What is the probability/chance that at least 2 of the people are sitting together? What is the general form of the approach to finding the answer for this one?
It's been 15 years since I've done stats and surely this is easier than I'm making it out to be.
Thanks!
Aaron
• Sep 15th 2009, 05:45 PM
Soroban
Hello, Aaron!

Quote:

You have 20 people sitting around a table.
You want to form a committee of 3 people.

What is the probability/chance that at least 2 of the people are sitting together?

Suppose the people are: .$\displaystyle \{A,B,C,\hdots, S,T\}$
. . seated around the table in that order.

There are: .$\displaystyle _{20}C_3 \:=\:1140$ possible committees.

We must consider two cases:
. . (1) The 3 people are sitting together.
. . (2) Exactly 2 of the 3 people are sitting together.

(1) 3 people are together.
There are 20 ways: .$\displaystyle \{ABC,\:BCD,\:CDE,\:\hdots\:RST,\:STA,\:TAB \}$

(2) Exactly 2 people are together.
There are are 20 choices for the Pair: .$\displaystyle \{AB,\:BC,\:CD,\:\hdots\:ST,\:TA\}$

There are 18 choices for the third person.
But he/she must not be adjacent to the Pair.
Hence, there are only 16 choices for the third person.

There are: .$\displaystyle 20 \times 16 \:=\:{\color{red}320}$ ways.

Therefore, there are: .$\displaystyle 20 + 320 \:=\:340$ ways.

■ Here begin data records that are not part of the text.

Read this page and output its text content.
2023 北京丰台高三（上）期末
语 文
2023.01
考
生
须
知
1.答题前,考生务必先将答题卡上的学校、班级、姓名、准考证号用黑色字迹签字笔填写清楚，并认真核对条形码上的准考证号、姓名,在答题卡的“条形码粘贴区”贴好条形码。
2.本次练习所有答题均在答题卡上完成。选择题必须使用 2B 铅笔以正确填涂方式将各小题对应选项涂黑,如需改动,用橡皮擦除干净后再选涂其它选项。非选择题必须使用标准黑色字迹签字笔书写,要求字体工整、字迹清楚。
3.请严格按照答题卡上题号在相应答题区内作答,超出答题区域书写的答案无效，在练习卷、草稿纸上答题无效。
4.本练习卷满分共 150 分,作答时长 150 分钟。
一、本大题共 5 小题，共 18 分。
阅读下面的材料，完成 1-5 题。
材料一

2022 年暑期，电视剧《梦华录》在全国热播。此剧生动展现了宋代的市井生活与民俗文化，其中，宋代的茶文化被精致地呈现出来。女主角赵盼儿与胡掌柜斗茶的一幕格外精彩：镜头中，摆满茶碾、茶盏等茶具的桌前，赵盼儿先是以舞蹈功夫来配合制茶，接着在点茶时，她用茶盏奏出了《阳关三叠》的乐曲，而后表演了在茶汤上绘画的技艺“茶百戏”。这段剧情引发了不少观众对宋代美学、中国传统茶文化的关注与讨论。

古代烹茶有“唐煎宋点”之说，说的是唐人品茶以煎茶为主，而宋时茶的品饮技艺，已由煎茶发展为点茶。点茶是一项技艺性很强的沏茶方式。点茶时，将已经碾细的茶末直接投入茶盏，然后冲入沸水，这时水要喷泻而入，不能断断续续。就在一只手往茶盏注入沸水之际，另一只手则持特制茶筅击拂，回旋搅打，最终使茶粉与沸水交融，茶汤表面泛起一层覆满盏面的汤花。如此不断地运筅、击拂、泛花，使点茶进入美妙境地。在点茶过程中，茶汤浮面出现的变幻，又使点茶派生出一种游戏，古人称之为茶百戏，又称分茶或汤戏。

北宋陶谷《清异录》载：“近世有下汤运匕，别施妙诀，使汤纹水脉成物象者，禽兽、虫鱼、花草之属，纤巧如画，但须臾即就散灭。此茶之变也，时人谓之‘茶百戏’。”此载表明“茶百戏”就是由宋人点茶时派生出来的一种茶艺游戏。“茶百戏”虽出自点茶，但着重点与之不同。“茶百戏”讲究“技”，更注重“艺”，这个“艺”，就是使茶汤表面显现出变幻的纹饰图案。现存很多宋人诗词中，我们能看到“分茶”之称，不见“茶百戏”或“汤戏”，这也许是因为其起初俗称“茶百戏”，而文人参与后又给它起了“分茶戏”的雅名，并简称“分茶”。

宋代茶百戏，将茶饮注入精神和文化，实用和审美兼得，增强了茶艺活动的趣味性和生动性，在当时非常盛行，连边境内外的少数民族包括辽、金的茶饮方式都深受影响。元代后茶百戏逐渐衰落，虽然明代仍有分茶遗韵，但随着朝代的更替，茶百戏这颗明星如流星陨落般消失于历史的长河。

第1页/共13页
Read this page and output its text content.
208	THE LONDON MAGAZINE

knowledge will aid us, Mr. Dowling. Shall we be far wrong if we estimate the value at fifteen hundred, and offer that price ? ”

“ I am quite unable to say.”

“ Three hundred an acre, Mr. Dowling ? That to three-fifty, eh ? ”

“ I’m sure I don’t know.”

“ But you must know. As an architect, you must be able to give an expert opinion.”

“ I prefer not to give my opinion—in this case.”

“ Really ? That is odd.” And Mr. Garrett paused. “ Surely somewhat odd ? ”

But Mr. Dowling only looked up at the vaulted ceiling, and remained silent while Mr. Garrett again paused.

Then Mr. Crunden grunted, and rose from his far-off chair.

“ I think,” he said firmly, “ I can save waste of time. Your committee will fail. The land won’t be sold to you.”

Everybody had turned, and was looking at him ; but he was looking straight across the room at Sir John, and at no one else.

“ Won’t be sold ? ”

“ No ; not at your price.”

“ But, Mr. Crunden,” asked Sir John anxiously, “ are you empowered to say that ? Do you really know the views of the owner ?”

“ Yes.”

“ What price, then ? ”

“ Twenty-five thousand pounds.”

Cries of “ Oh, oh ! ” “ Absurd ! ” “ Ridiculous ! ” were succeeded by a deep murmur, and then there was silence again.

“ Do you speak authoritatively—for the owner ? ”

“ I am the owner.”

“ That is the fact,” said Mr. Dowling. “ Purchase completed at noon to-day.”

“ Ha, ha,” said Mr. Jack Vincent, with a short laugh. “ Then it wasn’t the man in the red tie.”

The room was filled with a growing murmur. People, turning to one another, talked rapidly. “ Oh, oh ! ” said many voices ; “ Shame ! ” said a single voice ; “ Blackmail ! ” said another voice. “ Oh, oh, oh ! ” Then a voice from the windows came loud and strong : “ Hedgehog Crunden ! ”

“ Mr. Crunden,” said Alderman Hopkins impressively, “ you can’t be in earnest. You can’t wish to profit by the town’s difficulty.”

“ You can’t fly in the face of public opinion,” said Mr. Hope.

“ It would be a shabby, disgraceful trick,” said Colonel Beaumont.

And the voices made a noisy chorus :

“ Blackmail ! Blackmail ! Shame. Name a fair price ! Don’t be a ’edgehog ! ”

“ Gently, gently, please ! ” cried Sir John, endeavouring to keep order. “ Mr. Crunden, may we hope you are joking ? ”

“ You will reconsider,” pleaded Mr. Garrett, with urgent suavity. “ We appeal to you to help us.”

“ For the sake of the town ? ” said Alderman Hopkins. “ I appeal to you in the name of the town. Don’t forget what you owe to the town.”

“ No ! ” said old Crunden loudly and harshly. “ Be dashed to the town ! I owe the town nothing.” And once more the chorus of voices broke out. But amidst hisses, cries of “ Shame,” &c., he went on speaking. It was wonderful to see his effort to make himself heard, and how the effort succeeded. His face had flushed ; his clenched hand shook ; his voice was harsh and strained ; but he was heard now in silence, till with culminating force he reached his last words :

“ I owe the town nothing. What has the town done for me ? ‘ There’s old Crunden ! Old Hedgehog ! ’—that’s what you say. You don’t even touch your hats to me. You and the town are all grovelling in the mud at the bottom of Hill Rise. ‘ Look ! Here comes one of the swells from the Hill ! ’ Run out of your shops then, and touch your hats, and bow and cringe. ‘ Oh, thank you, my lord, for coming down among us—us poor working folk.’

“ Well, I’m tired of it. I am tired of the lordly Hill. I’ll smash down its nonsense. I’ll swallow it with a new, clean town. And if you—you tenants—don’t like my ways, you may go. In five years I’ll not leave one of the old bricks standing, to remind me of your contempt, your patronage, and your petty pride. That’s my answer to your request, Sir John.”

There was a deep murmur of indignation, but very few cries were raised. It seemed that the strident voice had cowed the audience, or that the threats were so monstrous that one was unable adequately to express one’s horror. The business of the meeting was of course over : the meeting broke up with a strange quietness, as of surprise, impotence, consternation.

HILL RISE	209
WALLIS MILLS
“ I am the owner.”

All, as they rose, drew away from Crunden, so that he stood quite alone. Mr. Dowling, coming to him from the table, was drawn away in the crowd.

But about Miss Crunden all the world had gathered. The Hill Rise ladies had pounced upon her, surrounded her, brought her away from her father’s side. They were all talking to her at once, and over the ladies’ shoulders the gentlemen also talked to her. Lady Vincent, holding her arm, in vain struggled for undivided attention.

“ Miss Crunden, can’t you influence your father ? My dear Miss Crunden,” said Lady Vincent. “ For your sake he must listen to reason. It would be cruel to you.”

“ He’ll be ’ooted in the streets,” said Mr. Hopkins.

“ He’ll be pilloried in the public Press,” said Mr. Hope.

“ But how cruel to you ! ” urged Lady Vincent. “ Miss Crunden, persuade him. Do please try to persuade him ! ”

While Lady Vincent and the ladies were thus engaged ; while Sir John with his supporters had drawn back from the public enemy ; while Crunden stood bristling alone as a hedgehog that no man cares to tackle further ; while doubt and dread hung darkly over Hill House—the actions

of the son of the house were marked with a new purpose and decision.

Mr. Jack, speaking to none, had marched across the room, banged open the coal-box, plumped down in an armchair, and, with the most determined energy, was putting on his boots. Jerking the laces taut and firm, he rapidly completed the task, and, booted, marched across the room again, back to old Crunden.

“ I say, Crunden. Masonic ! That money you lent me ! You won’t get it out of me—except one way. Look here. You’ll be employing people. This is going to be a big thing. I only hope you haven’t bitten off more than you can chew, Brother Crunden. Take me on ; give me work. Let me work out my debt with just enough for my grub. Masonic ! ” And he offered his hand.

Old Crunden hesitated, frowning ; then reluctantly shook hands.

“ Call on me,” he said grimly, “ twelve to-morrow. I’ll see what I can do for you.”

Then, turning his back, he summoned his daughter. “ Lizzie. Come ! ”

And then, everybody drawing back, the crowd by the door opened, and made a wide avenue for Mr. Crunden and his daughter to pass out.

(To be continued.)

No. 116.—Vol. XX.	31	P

. . $\displaystyle P(\text{at least 2 together}) \:=\:\frac{340}{1140} \:=\:\frac{17}{57}$

• Sep 16th 2009, 10:05 AM
elellilrah
response
Soroban - Thank you very much for the quick answer and clear discussion of this question. It'll help immensely comparing this direct answer with the numerical simulation we're running.

Best regards,
aaron